VICE: Já tivemos um candidato a presidente que não aceitou o resultado depois de perder a eleição?
James McCann: O discurso de concessão sempre é dado, mas tem escolhas que o candidato pode fazer em como dar esse discurso. Um jeito de fazer isso seria o exemplo do Al Gore. Mesmo quando a coisa mais incomum acontece, você demonstra civilidade aceitando a derrota e reconhecendo publicamente a importância da democracia, etc., mesmo se houve irregularidades ou algo incomum na contagem de votos. Para outros, o discurso de concessão é um jeito de abrir caminho para outra eleição, quando você diz algo na linha "Sim, reconheço que perdemos, mas a luta continua. Nossa ideia não perdeu. Teremos outro dia para brilhar". Esse tipo de coisa. E isso é muito compreensível. Pessoas da vida pública são carreiristas, na maior parte. Elas sempre estão pensando na próxima chance.

Mas Trump não é carreirista nesse sentido. Ele nunca teve um cargo público.

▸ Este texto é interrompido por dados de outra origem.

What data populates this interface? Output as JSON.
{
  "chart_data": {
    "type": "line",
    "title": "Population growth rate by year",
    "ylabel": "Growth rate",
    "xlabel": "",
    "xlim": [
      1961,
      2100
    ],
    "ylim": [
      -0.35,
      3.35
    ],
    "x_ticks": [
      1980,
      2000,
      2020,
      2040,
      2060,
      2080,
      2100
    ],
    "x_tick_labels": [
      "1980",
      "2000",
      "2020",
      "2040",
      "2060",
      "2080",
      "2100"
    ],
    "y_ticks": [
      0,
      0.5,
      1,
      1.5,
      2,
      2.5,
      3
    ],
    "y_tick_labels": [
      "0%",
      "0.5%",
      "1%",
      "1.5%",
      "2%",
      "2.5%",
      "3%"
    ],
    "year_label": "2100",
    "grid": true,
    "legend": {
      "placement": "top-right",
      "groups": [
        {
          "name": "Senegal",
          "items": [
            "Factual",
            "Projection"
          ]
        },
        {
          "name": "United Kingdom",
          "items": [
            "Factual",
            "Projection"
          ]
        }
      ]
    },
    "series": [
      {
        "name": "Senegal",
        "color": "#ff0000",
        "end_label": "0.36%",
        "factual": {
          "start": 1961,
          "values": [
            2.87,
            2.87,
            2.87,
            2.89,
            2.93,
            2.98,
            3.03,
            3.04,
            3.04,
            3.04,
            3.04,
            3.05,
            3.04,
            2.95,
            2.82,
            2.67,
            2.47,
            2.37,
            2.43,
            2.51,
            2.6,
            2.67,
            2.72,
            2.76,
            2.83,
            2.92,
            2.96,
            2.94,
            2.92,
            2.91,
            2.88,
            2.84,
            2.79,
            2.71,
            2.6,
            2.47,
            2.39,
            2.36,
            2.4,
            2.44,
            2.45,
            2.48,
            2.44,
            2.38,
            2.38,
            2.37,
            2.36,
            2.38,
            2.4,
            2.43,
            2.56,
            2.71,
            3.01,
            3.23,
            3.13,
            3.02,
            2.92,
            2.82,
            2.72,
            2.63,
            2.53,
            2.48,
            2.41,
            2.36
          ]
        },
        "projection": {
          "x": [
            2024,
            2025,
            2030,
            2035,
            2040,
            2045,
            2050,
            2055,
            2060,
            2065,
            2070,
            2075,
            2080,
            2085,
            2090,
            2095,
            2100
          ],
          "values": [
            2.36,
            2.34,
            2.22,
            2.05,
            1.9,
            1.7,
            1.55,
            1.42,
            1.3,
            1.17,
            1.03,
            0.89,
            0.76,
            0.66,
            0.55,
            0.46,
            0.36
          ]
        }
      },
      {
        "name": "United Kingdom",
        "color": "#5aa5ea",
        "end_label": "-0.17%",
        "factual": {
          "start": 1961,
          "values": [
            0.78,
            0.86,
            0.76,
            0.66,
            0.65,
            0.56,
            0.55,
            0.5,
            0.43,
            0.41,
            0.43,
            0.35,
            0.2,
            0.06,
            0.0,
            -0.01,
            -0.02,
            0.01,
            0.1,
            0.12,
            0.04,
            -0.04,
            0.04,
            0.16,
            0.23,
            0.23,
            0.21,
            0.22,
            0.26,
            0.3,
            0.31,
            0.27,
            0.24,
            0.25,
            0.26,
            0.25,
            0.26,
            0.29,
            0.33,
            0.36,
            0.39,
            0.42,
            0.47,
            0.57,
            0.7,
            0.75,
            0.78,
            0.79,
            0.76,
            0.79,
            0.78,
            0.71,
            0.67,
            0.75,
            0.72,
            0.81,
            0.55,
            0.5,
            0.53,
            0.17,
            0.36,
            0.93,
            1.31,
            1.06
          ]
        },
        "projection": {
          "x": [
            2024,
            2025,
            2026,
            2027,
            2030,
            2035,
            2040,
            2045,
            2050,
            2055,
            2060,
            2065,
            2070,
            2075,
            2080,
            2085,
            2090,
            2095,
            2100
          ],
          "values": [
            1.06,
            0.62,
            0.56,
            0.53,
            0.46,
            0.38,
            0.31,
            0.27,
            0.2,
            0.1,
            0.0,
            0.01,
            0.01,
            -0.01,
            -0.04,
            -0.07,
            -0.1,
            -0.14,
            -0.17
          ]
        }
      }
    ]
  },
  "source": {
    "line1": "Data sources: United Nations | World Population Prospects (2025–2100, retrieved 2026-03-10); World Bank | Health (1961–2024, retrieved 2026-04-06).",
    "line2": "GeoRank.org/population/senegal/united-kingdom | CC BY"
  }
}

No caso de Trump, não sei o que seria a próxima chance. Ele não tem os mesmos incentivos para ser civilizado. Se ele diz que nunca mais vai concorrer à presidência, se ele quer preparar o campo para outra atividade profissional, como começar uma nova rede de mídia que rivalizaria com a Fox [News], então ele tem incentivo para ser extremamente desafiador.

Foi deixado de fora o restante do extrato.